"Cessation of hostilities" agreements have been signed by Peul and Dogon armed groups in central Mali, while attacks by armed groups, including civilians, have plagued several villages in recent months.

It is also in the circle of Bankass - one of the eight circles of the Mopti region, in the center of Mali - where more than 150 civilians were massacred in March 2019, that the peace agreement was confirmed on July 25th. Several ethnic groups, including Peuls and Dogons, have renewed their dialogue, urging armed groups to stop the violence. The agreement was finally adopted on the occasion of the visit of the Malian Prime Minister, Boubou Cissé, on August 1st.

Concluded by a dozen Fulani armed groups, and dozos traditional hunters - made up of members of the Dogon community - these peace agreements must put an end to years of inter-communal violence which, in 2019 alone, have made hundreds dead.

The groups "pledge to stop hostilities immediately and definitively, to make every effort to promote the free movement of persons, goods and humanitarian agencies", states the document, signed in the presence of the Prime Minister, who "encouraged the parties to make peace, "according to his services.

Failure of previous "peace agreements"

"Our actions must translate our will, if we want peace, our actions must show it," said Prime Minister Boubou Cisse, visiting the center of the country.

A first "peace agreement" had already been signed almost a year ago, on August 28, 2018, by 34 village chiefs.
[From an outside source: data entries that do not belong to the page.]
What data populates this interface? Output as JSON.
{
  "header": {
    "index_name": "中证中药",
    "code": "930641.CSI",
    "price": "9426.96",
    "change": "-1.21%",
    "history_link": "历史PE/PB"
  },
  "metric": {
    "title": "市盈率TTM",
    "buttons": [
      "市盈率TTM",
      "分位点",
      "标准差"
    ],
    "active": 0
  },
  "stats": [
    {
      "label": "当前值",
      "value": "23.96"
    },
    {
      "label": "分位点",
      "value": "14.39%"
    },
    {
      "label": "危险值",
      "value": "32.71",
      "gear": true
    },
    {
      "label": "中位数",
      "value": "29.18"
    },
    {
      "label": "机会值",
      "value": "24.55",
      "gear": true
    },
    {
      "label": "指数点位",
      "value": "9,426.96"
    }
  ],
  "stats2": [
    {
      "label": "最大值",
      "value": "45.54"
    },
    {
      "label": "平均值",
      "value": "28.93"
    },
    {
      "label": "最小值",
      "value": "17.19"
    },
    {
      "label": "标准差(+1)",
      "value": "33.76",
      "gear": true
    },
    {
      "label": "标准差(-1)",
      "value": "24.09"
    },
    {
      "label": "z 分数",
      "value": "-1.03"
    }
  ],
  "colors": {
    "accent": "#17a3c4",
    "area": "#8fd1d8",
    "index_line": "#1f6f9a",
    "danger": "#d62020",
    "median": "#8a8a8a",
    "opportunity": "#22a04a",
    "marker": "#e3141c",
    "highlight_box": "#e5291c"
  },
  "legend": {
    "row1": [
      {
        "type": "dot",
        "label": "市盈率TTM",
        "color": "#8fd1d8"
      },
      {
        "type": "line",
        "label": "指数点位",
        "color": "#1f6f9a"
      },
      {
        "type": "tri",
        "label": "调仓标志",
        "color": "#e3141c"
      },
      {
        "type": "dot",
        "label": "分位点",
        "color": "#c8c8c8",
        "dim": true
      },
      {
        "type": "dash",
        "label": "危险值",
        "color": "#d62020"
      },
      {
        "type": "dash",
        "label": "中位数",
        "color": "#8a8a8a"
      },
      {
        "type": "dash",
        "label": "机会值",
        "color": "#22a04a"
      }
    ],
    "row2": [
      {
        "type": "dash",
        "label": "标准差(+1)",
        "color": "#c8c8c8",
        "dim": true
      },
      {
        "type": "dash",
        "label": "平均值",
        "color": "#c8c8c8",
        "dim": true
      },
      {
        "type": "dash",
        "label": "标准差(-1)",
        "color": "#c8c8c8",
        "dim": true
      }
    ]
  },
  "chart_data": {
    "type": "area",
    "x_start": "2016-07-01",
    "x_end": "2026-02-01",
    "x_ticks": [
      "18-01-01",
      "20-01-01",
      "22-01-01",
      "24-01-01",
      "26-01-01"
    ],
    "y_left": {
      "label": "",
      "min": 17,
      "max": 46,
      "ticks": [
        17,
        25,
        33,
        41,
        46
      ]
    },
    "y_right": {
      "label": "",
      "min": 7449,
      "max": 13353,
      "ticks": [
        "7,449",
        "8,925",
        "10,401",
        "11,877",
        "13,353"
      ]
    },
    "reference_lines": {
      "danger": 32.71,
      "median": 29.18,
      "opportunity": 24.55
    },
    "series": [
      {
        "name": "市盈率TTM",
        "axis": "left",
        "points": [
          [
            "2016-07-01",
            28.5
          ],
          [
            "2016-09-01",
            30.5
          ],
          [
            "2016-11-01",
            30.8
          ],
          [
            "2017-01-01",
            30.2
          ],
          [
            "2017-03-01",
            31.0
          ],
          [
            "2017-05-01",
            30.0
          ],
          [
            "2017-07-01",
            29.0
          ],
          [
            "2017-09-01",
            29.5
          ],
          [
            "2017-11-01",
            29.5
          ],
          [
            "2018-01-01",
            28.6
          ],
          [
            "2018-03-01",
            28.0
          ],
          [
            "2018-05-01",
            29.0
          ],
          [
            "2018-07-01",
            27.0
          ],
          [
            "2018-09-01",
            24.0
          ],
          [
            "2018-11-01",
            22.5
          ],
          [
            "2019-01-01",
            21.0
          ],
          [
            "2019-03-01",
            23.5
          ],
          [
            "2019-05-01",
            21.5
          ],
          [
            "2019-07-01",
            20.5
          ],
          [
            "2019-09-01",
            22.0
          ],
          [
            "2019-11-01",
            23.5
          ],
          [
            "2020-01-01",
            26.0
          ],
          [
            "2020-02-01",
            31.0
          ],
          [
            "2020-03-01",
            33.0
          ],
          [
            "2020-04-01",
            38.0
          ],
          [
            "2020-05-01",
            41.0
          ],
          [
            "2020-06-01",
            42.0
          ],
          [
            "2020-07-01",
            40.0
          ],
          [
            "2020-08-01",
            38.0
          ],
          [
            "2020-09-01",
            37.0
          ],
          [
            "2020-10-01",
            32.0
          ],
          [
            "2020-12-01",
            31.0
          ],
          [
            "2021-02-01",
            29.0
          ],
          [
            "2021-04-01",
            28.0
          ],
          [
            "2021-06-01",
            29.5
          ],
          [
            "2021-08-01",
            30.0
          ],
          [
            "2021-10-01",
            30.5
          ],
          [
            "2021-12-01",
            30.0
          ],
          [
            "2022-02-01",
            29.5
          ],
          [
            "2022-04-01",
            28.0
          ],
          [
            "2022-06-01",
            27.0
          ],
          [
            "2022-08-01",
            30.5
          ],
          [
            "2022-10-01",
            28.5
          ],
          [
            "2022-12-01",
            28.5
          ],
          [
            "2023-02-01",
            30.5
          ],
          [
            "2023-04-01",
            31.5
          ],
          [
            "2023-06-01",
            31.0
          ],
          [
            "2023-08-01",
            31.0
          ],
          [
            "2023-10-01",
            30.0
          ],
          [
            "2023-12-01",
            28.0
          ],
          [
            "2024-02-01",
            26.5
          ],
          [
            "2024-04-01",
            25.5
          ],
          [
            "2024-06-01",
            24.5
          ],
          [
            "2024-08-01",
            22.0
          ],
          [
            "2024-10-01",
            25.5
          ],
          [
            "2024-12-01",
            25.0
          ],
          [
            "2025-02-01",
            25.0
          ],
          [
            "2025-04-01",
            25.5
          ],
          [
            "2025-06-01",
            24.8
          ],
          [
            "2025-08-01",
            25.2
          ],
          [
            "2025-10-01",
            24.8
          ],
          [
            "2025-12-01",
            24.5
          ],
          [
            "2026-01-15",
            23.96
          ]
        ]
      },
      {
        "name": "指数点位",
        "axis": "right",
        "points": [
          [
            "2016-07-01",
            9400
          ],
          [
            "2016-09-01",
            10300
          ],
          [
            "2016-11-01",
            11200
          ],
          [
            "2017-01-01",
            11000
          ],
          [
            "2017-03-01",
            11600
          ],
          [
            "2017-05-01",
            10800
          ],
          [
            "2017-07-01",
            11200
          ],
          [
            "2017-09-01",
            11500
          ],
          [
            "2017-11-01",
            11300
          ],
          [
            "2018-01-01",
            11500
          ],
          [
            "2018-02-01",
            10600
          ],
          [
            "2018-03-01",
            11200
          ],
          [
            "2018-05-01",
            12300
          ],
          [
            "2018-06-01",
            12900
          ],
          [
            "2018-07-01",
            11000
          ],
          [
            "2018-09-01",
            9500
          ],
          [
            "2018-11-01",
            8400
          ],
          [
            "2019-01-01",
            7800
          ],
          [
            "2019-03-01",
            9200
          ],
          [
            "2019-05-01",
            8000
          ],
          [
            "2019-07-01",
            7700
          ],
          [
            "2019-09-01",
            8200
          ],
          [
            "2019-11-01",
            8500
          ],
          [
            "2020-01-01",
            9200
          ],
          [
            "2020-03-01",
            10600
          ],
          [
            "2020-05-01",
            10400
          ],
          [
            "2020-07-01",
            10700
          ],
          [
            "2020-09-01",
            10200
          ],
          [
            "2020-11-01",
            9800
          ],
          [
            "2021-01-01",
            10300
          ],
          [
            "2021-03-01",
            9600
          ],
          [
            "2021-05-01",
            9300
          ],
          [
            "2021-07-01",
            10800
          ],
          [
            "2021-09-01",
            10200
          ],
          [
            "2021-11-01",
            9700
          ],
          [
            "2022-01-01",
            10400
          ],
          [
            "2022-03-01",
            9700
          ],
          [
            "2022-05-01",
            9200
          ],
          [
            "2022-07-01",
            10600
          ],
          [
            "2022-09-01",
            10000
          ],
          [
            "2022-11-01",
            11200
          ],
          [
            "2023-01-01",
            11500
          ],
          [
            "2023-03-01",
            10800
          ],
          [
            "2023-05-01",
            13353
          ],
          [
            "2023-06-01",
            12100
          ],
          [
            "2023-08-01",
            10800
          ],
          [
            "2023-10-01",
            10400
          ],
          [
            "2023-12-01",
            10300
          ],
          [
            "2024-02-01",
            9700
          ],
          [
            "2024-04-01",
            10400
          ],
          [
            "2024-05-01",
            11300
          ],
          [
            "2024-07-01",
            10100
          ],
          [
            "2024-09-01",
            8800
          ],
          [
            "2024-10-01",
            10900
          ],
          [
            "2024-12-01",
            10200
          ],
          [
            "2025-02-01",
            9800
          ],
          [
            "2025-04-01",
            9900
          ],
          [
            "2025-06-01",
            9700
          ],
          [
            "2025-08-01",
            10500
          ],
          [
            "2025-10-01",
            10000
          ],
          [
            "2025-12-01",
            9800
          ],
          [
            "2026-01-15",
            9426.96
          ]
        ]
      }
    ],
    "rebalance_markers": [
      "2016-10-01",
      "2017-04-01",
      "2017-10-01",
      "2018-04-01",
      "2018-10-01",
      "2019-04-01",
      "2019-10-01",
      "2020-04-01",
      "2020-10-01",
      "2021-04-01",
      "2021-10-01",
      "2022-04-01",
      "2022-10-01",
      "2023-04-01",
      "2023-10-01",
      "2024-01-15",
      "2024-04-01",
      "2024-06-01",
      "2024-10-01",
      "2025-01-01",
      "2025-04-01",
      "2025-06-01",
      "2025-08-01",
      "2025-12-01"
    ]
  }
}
But the text does not implicate the leaders of the armed groups that destabilize the region since 2016 - year of birth of the Dogon militia Dan Na Ambassagou -, he had received a mixed reception and finally only weakened. The violence then reached their peak on March 25 when a hundred Dogon militia entered the village of Ogossagou, 25 kilometers from the Dogon village of Bankass near the Burkinabè border, and killed men, women, children and children. old men before burning almost all the huts in the village.

Following its investigation, the United Nations Multidimensional Integrated Stabilization Mission in Mali (MINUSMA) said the attack killed at least 157 people, making the Ogossagou massacre the deadliest Mali since 2012.

Two centuries of clashes

Understanding the conflict between the Fulani and the Dogon people, however, requires going back further in time to the genesis of the Dinna Macina (Peul kingdom) in 1818. At that time, the Fulani are working on a social renewal based on Islamic principles ; the Dogons, considered as pagans (because not Fulani) are enslaved.
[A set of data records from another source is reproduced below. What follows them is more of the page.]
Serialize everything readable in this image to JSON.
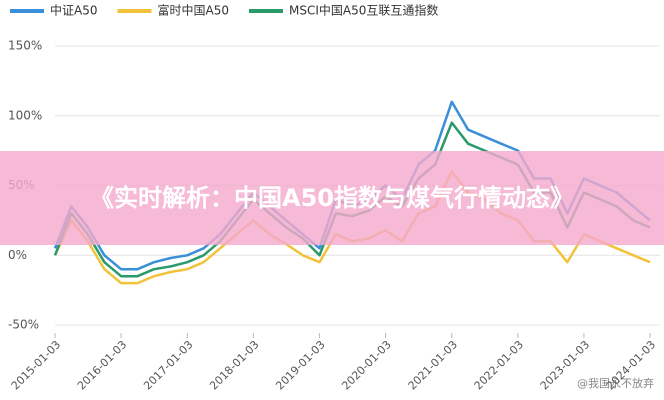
{
  "chart_data": {
    "type": "line",
    "x": [
      "2015-01-03",
      "2015-04-03",
      "2015-07-03",
      "2015-10-03",
      "2016-01-03",
      "2016-04-03",
      "2016-07-03",
      "2016-10-03",
      "2017-01-03",
      "2017-04-03",
      "2017-07-03",
      "2017-10-03",
      "2018-01-03",
      "2018-04-03",
      "2018-07-03",
      "2018-10-03",
      "2019-01-03",
      "2019-04-03",
      "2019-07-03",
      "2019-10-03",
      "2020-01-03",
      "2020-04-03",
      "2020-07-03",
      "2020-10-03",
      "2021-01-03",
      "2021-04-03",
      "2021-07-03",
      "2021-10-03",
      "2022-01-03",
      "2022-04-03",
      "2022-07-03",
      "2022-10-03",
      "2023-01-03",
      "2023-04-03",
      "2023-07-03",
      "2023-10-03",
      "2024-01-03"
    ],
    "series": [
      {
        "name": "中证A50",
        "color": "#3a8fd8",
        "values": [
          5,
          35,
          20,
          0,
          -10,
          -10,
          -5,
          -2,
          0,
          5,
          15,
          30,
          45,
          35,
          25,
          15,
          5,
          40,
          35,
          40,
          50,
          40,
          65,
          75,
          110,
          90,
          85,
          80,
          75,
          55,
          55,
          30,
          55,
          50,
          45,
          35,
          25
        ]
      },
      {
        "name": "富时中国A50",
        "color": "#f2c23a",
        "values": [
          0,
          25,
          10,
          -10,
          -20,
          -20,
          -15,
          -12,
          -10,
          -5,
          5,
          15,
          25,
          15,
          8,
          0,
          -5,
          15,
          10,
          12,
          18,
          10,
          30,
          35,
          60,
          45,
          40,
          30,
          25,
          10,
          10,
          -5,
          15,
          10,
          5,
          0,
          -5
        ]
      },
      {
        "name": "MSCI中国A50互联互通指数",
        "color": "#2a9a6a",
        "values": [
          0,
          30,
          15,
          -5,
          -15,
          -15,
          -10,
          -8,
          -5,
          0,
          10,
          25,
          40,
          30,
          20,
          12,
          0,
          30,
          28,
          32,
          42,
          35,
          55,
          65,
          95,
          80,
          75,
          70,
          65,
          45,
          45,
          20,
          45,
          40,
          35,
          25,
          20
        ]
      }
    ],
    "xticks": [
      "2015-01-03",
      "2016-01-03",
      "2017-01-03",
      "2018-01-03",
      "2019-01-03",
      "2020-01-03",
      "2021-01-03",
      "2022-01-03",
      "2023-01-03",
      "2024-01-03"
    ],
    "ylim": [
      -50,
      150
    ],
    "yticks": [
      {
        "value": -50,
        "label": "-50%"
      },
      {
        "value": 0,
        "label": "0%"
      },
      {
        "value": 50,
        "label": "50%"
      },
      {
        "value": 100,
        "label": "100%"
      },
      {
        "value": 150,
        "label": "150%"
      }
    ],
    "grid": true,
    "overlay_title": "《实时解析：中国A50指数与煤气行情动态》",
    "watermark": "@我国永不放弃"
  }
}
The relations between the communities will improve after the creation of a new order allowing occasional alliances, but it will be necessary to wait until 1960 and the independence of Mali so that the social egalitarianism between Peuls and Dogons is completely re-established, after a period colonization of six decades during which communities are crushed and social status, rebalanced.

In the years 1970-1980, the Fulani suffer from drought. Nomadic people of transhumant pastoralists, they are in worse position than the Dogon farmers to whom preference is given for access to land.

The tourism industry is developing in "Dogon country", giving rise to a story according to which the Dogons are the true natives of the region. Peul domination is eroding. The jihadist movements see in the frustration of this community a way to revive old hostilities.

Joint fight against terrorists

Since the emergence, in 2015, of the Macina Liberation Front, a jihadist movement recruiting primarily among the Fulani because of the founding history of Macina, whose legacy it appropriates, the clashes between the Fulani community and the Bambara and Dogon ethnic groups, who in turn create "self-defense groups".

Commissioned, at its creation, by Fulani Amadou Koufa, the Macina Liberation Front (which has since merged with Ansar Dine to become the Support Group for Islam and Muslims, Ed.), Invites Muslims to join him to fight against the Malian state, thus appealing particularly to the impoverished Peul communities.

Accused of being informers and loyalists of jihad, Fulani civilians, who are overwhelmingly opposed to fundamentalist armed movements, are regularly targeted, and villages are attacked in retaliation for jihadist actions. It is in this context that was born the Dogon militia Dan Na Ambassagou, accused of the Ogossagou massacre.

By the signing of these new peace agreements, Fulani armed groups and traditional dozos hunters undertake to "expose and denounce the terrorists to the authorities and, if necessary, to fight them".

The Macina Liberation Front, which is not one of the signatories to the cessation of hostilities agreement, could be quickly deprived of new Fulani recruits.

The joint fight against terrorism will also help to put an end to amalgams (associating Peuls and terrorists, but also dozos hunters and militia) which too often have suffered the civilians.

Whether they were Fulani and targeted by the Dogon militias and dozos hunters, or Dogons, victims of punitive Fulani expeditions, many civilians were forced to flee to the big cities. As of 2016, Fulani civilians are fleeing by the thousands, mainly from the regions of Segou and Mopti, where most of the displaced people come from. The number of displaced persons, according to the United Nations Office for the Coordination of Humanitarian Affairs (OCHA), increased from 18,000 to 70,000 between May 2018 and May 2019.

In recent weeks, however, several hundred people have started to return to their villages.